Remember that, and charge their doings on themselves, not us."
Scrooge promised that he would; and they went on, invisible, as they had been before, into the suburbs of the town. It was a remarkable quality of the Ghost (which Scrooge had observed at the baker's), that notwithstanding his gigantic size, he could accommodate himself to any place with ease; and that he stood beneath a low roof quite as gracefully and like a supernatural creature, as it was possible he could have done in any lofty hall.
And perhaps it was the pleasure the good Spirit had in showing off this power of his, or else it was his own kind, generous, hearty nature, and his sympathy with all poor men, that led him straight to Scrooge's clerk's; for there he went, and took Scrooge with him, holding to his robe; and on the threshold of the door the Spirit smiled, and stopped to bless Bob Cratchit's dwelling with the sprinklings of his torch. Think of that!
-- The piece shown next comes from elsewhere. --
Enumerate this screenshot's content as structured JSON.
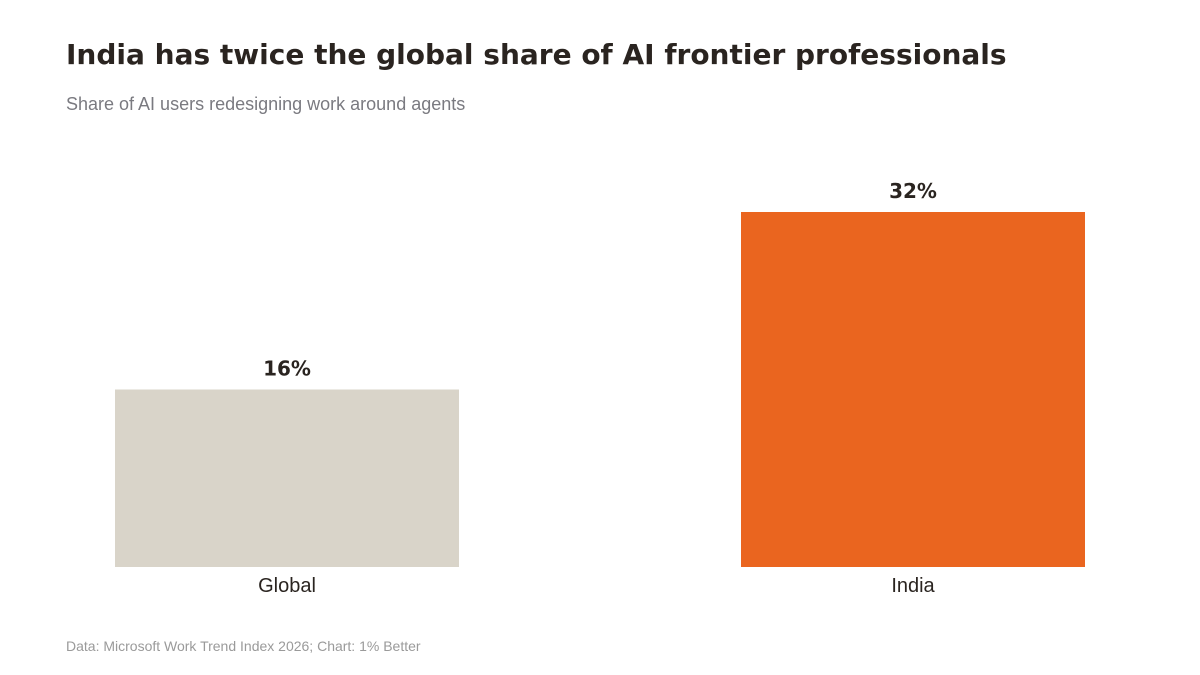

Bob had but fifteen "Bob" a week himself; he pocketed on Saturdays but fifteen copies of his Christian name; and yet the Ghost of Christmas Present blessed his four-roomed house!
Then up rose Mrs. Cratchit, Cratchit's wife, dressed out but poorly in a twice-turned gown, but brave in ribbons, which are cheap and make a goodly show for sixpence; and she laid the cloth, assisted by Belinda Cratchit, second of her daughters, also brave in ribbons; while Master Peter Cratchit plunged a fork into the saucepan of potatoes, and getting the corners of his monstrous shirt collar (Bob's private property, conferred upon his son and heir in honor of the day) into his mouth, rejoiced to find himself so gallantly attired, and yearned to show his linen in the fashionable parks. And now two smaller Cratchits, boy and girl, came tearing in, screaming that outside the baker's they had smelled the goose, and known it for their own; and basking in luxurious thoughts of sage-and-onion, these young Cratchits danced about the table, and exalted Master Peter Cratchit to the skies, while he (not proud, although his collars nearly choked him) blew the fire, until the slow potatoes bubbling up, knocked loudly at the saucepan-lid to be let out and peeled.
"What has ever got your precious father then?" said Mrs. Cratchit.
"And your brother, Tiny Tim! And Martha warn't as late last Christmas Day by half-an-hour!"
"Here's Martha, mother!" said a girl, appearing as she spoke.
"Here's Martha, mother!" cried the two young Cratchits. "Hurrah!
There's _such_ a goose, Martha!"
"Why, bless your heart alive, my dear, how late you are!" said Mrs.
Cratchit, kissing her a dozen times, and taking off her shawl and bonnet for her with officious zeal.
"We'd a deal of work to finish up last night," replied the girl, "and had to clear away this morning, mother!"
"Well! Never mind so long as you are come," said Mrs. Cratchit. "Sit ye down before the fire, my dear, and have a warm, Lord bless ye!"
"No, no! There's father coming," cried the two young Cratchits, who were everywhere at once. "Hide, Martha, hide!"
So Martha hid herself, and in came little Bob, the father, with at least three feet of comforter, exclusive of the fringe, hanging down before him; and his threadbare clothes darned up and brushed, to look seasonable; and Tiny Tim upon his shoulder. Alas for Tiny Tim, he bore a little crutch, and had his limbs supported by an iron frame!
"Why, where's our Martha?" cried Bob Cratchit, looking round.
"Not coming," said Mrs. Cratchit.
"Not coming!" said Bob, with a sudden declension in his high spirits; for he had been Tim's blood horse all the way from church, and had come home rampant. "Not coming upon Christmas Day!"
Martha didn't like to see him disappointed, if it were only in joke; so she came out prematurely from behind the closet door, and ran into his arms, while the two young Cratchits hustled Tiny Tim, and bore him off into the wash-house, that he might hear the pudding singing in the copper.